A Question and Relevant Data
I am wondering about the locations of the birthplaces of the American players who played in the current MLB season. Doing a little searching, I found this page from Baseball Almanac that displays the number of players born in each state:
Scraping the Data
Using the readHTMLTable
function in the XML
package, I read this html page into R.
library(XML) d <- readHTMLTable("http://www.baseball-almanac.com/players/birthplace.php?y=2016")
Some Data Cleaning
Below, I pick out the list element containing the table, choose the relevant rows and columns, convert each column to character type, and make a long vector of values.
d1 <- d[[1]][14:30, 2:4] for (j in 1:3) d1[, j] <- as.character(d1[, j]) d1 <- unlist(d1)

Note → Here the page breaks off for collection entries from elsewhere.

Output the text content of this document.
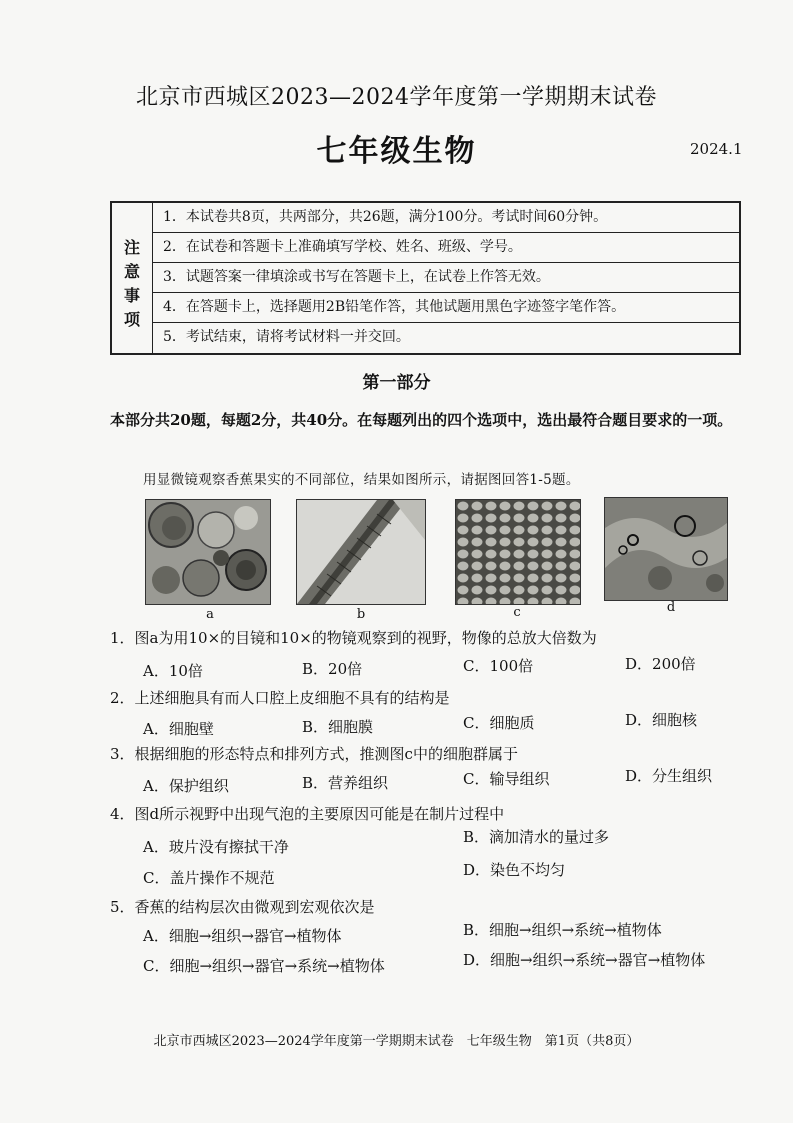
北京市西城区2023—2024学年度第一学期期末试卷
七年级生物	2024.1
注
意
事
项
1．本试卷共8页，共两部分，共26题，满分100分。考试时间60分钟。
2．在试卷和答题卡上准确填写学校、姓名、班级、学号。
3．试题答案一律填涂或书写在答题卡上，在试卷上作答无效。
4．在答题卡上，选择题用2B铅笔作答，其他试题用黑色字迹签字笔作答。
5．考试结束，请将考试材料一并交回。
第一部分
本部分共20题，每题2分，共40分。在每题列出的四个选项中，选出最符合题目要求的一项。
用显微镜观察香蕉果实的不同部位，结果如图所示，请据图回答1-5题。
a	b	c	d
1．图a为用10×的目镜和10×的物镜观察到的视野，物像的总放大倍数为
A．10倍	B．20倍	C．100倍	D．200倍
2．上述细胞具有而人口腔上皮细胞不具有的结构是
A．细胞壁	B．细胞膜	C．细胞质	D．细胞核
3．根据细胞的形态特点和排列方式，推测图c中的细胞群属于
A．保护组织	B．营养组织	C．输导组织	D．分生组织
4．图d所示视野中出现气泡的主要原因可能是在制片过程中
A．玻片没有擦拭干净
B．滴加清水的量过多
C．盖片操作不规范	D．染色不均匀
5．香蕉的结构层次由微观到宏观依次是
A．细胞→组织→器官→植物体	B．细胞→组织→系统→植物体
C．细胞→组织→器官→系统→植物体	D．细胞→组织→系统→器官→植物体
北京市西城区2023—2024学年度第一学期期末试卷　七年级生物　第1页（共8页）
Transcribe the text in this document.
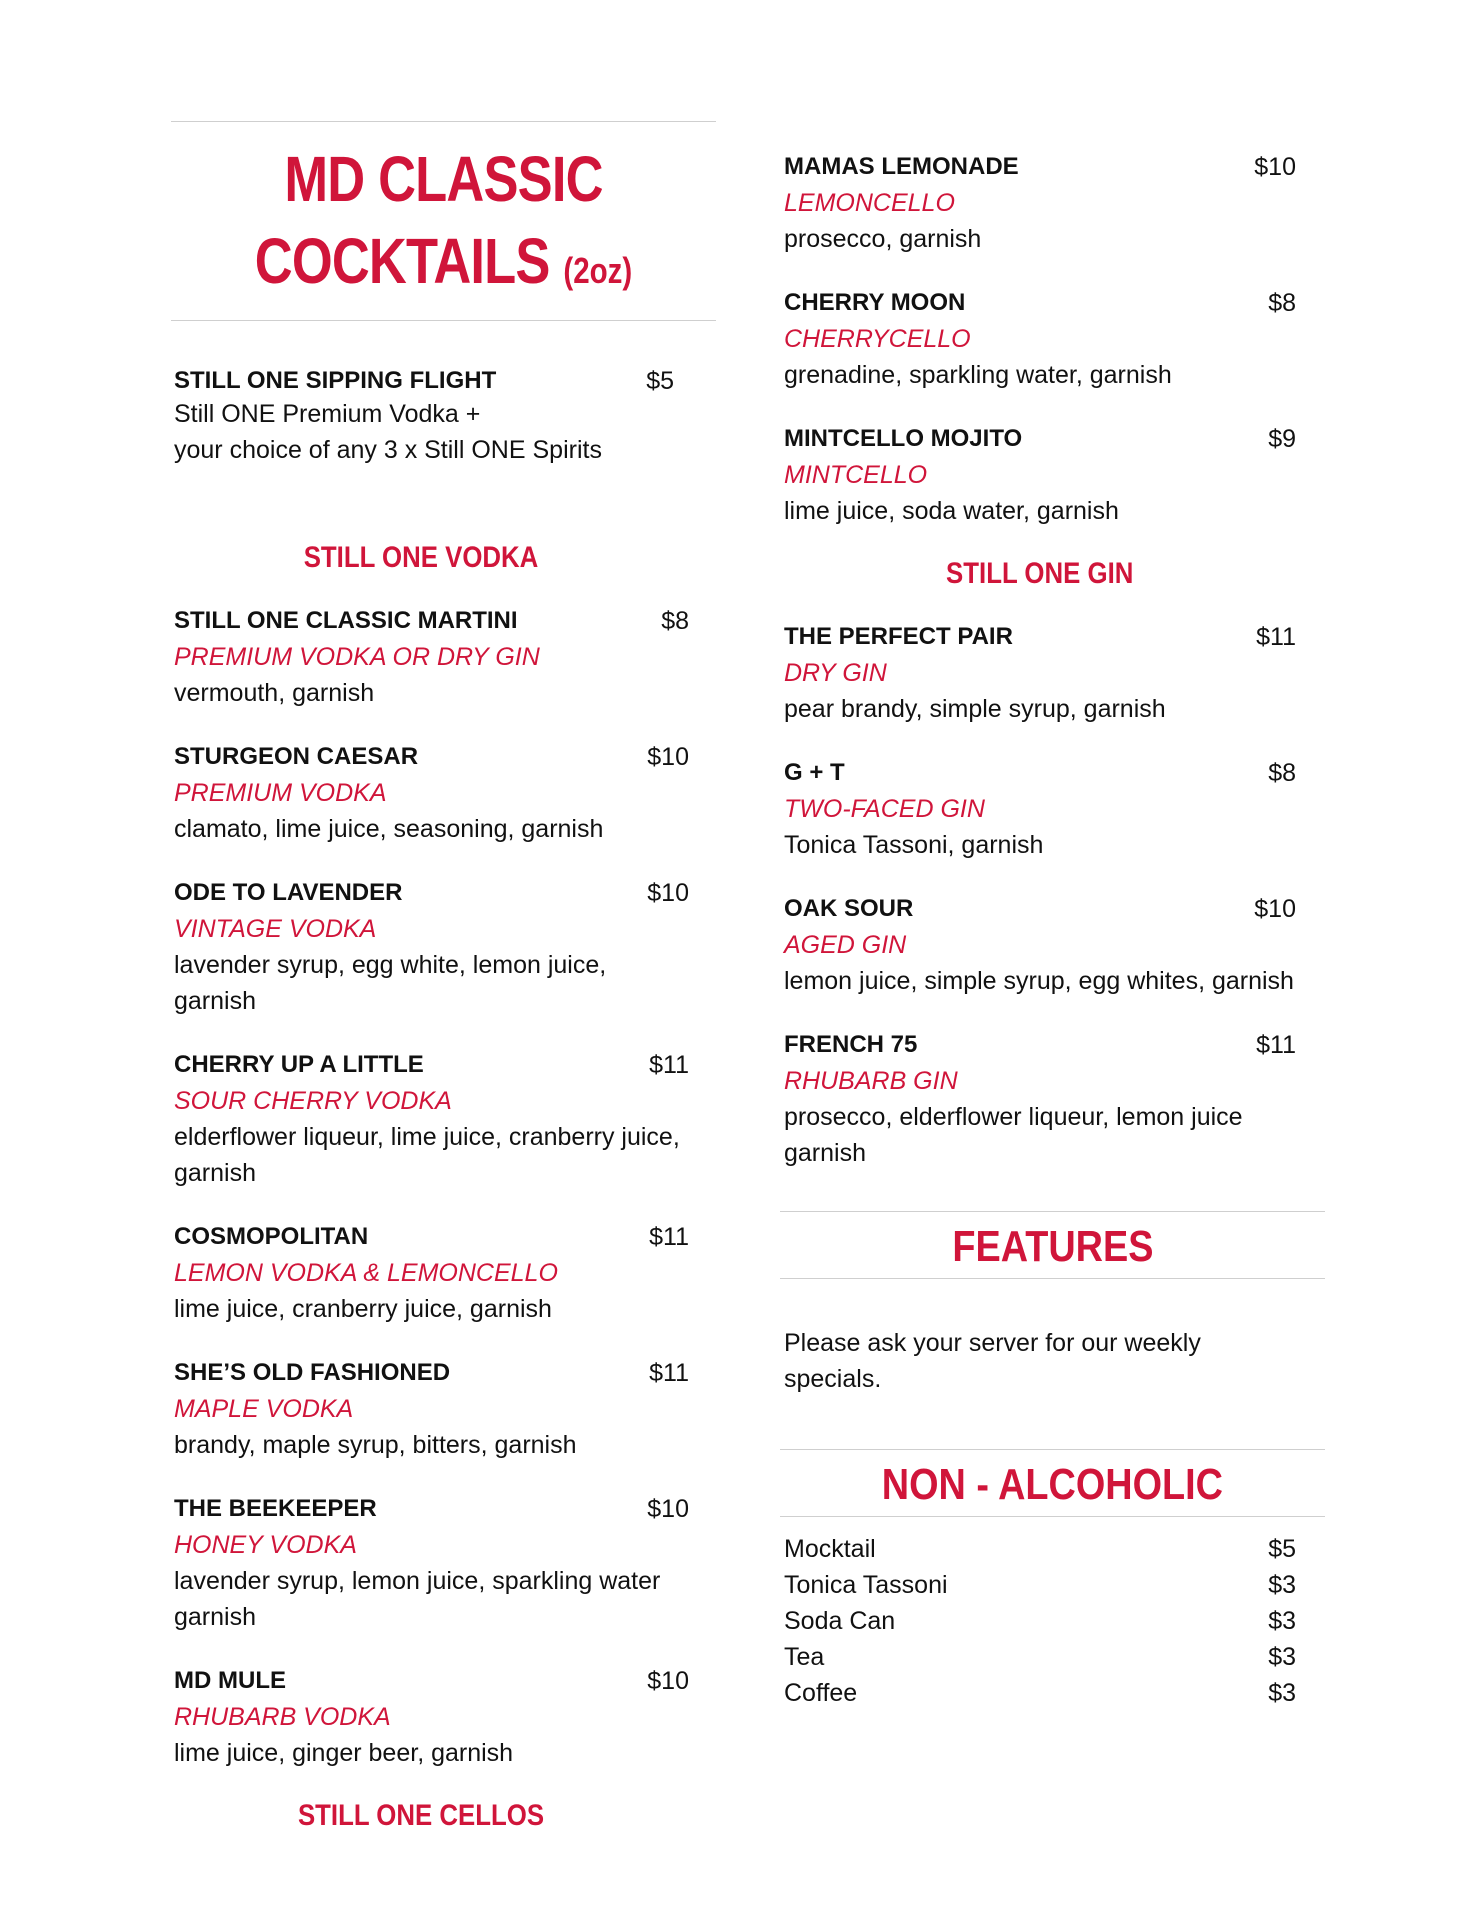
MD CLASSIC
COCKTAILS (2oz)
STILL ONE SIPPING FLIGHT	$5
Still ONE Premium Vodka +
your choice of any 3 x Still ONE Spirits
STILL ONE VODKA
STILL ONE CLASSIC MARTINI	$8
PREMIUM VODKA OR DRY GIN
vermouth, garnish
STURGEON CAESAR	$10
PREMIUM VODKA
clamato, lime juice, seasoning, garnish
ODE TO LAVENDER	$10
VINTAGE VODKA
lavender syrup, egg white, lemon juice, garnish
CHERRY UP A LITTLE	$11
SOUR CHERRY VODKA
elderflower liqueur, lime juice, cranberry juice, garnish
COSMOPOLITAN	$11
LEMON VODKA & LEMONCELLO
lime juice, cranberry juice, garnish
SHE’S OLD FASHIONED	$11
MAPLE VODKA
brandy, maple syrup, bitters, garnish
THE BEEKEEPER	$10
HONEY VODKA
lavender syrup, lemon juice, sparkling water garnish
MD MULE	$10
RHUBARB VODKA
lime juice, ginger beer, garnish
STILL ONE CELLOS
MAMAS LEMONADE	$10
LEMONCELLO
prosecco, garnish
CHERRY MOON	$8
CHERRYCELLO
grenadine, sparkling water, garnish
MINTCELLO MOJITO	$9
MINTCELLO
lime juice, soda water, garnish
STILL ONE GIN
THE PERFECT PAIR	$11
DRY GIN
pear brandy, simple syrup, garnish
G + T	$8
TWO-FACED GIN
Tonica Tassoni, garnish
OAK SOUR	$10
AGED GIN
lemon juice, simple syrup, egg whites, garnish
FRENCH 75	$11
RHUBARB GIN
prosecco, elderflower liqueur, lemon juice garnish
FEATURES
Please ask your server for our weekly specials.
NON - ALCOHOLIC
Mocktail	$5
Tonica Tassoni	$3
Soda Can	$3
Tea	$3
Coffee	$3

A typical value in my vector is “Alabama (22)”. I want to extract the number from each string in my vector. (I use the str_extract
function in the stringr
package.) The completed list of counts is stored in values
.
library(stringr) values <- as.numeric(str_extract(d1, '[0-9]+'))

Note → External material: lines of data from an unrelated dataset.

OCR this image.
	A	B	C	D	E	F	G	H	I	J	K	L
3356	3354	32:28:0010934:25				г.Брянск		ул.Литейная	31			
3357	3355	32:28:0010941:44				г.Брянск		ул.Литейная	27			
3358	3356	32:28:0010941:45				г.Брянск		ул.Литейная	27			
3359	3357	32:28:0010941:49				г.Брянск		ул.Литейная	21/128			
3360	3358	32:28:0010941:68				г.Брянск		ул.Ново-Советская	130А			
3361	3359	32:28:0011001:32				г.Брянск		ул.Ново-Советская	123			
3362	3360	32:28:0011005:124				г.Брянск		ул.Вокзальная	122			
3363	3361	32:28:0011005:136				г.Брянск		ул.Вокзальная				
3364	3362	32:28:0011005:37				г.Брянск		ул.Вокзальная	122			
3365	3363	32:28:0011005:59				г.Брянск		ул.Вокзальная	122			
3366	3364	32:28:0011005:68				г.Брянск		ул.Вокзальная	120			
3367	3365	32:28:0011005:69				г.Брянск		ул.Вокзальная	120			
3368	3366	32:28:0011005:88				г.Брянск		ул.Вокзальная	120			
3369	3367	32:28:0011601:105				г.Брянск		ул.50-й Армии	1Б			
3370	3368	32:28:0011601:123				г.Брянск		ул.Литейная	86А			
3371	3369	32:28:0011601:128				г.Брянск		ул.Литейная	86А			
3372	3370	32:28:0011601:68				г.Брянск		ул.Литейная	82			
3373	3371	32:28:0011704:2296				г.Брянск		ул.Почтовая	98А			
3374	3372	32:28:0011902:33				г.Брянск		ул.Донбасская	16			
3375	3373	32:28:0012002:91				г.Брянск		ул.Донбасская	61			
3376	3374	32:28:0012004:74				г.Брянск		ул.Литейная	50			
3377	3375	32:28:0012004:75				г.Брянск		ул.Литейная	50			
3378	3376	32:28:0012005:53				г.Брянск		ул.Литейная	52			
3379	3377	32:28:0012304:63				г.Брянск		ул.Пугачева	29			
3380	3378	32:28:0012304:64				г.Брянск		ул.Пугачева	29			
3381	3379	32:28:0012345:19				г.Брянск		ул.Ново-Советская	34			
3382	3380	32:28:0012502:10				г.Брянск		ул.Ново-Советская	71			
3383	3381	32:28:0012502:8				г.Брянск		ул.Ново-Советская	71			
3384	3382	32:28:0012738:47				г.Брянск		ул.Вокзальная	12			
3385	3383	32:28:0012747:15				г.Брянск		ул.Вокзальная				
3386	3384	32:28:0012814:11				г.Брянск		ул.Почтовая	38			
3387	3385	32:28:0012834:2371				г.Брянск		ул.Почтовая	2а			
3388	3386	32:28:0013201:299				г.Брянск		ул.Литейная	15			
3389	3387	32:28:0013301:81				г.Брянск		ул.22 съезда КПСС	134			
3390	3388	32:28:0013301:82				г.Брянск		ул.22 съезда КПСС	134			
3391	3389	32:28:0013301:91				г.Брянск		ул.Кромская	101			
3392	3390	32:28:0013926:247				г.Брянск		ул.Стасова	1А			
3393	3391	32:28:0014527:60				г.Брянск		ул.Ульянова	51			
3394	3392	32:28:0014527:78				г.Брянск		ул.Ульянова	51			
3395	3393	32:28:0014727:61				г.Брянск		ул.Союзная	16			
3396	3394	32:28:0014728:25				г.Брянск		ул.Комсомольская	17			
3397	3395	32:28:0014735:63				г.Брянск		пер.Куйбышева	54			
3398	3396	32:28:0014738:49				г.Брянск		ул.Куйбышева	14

Similarly I want to extract the state names — all of the names will be in the vector state_names
.
state_names <- str_extract(d1, '[a-zA-z ]+')
I remove the District of Columbia data from each vector.
values <- values[-48] state_names <- state_names[-48]
I create a data frame with two variables State
and N_Player
.
final <- data.frame(State=state_names, N_Player=as.numeric(values))
Collecting State Populations
The raw number of players in a state should be standardized by, say the state’s population. So I want to collect current state populations. I find a Wikipedia page with the data and read it in R by the htmltab
function in the htmltab
package.
library(htmltab) p <- htmltab("https://en.wikipedia.org/wiki/List_of_U.S._states_and_territories_by_population")
More Cleaning
I do some cleaning of this data frame. I select the rows corresponding to the 50 states, use shorter variable names, and remove the commas from the population values, and convert the results to numeric type.
p <- p[c(1:29, 31:49, 51:52), 3:4] names(p) <- c("State", "Population") p$Population <- as.numeric(str_replace_all(p$Population, ",", ""))
Merging the Two Datasets
Okay, now I merge the baseball data with the population data using the inner_join
package.
library(dplyr) final_data <- inner_join(final, p)
I create a density variable Pct_MLB
which divides the number of players by the corresponding state’s population and make it a percentage.
final_data <- mutate(final_data, Pct_MLB = 100 * N_Player / Population, state=tolower(State))
Merging with Mapping Data
I collect the map data for the United States using the map_data
function in the mapdata
package. Then I merge this mapping data with my measurement data using another application of inner_join
.
library(mapdata) states <- map_data("state") states <- inner_join(states, final_data, by=c("region"="state"))
Ready to Graph
I am ready to graph using ggplot2
. I use geom_polygon
with the fill variable is Pct_MLB
. I choose a color range of yellow (low) to red (high) so the states are clearly distinguished.
library(ggplot2) ggplot(data = states) + geom_polygon(aes(x = long, y = lat, fill = Pct_MLB, group = group), color = "white") + coord_fixed(1.3) + scale_fill_gradient(low = "yellow", high = "red") + ggtitle("Density of 2016 MLB Players by State")
As expected, we see a high density of baseball players born in California and Florida. But there are a number of other states with “larger” densities of baseball players such as Texas, Georgia, Oklahoma, and some of the midwestern states. By adjusting by the population sizes, I think this display is perhaps more meaningful that simply scanning a table of number of players from each state.
If you want to try this out, all of the code above can be found as a single chunk on my gist site.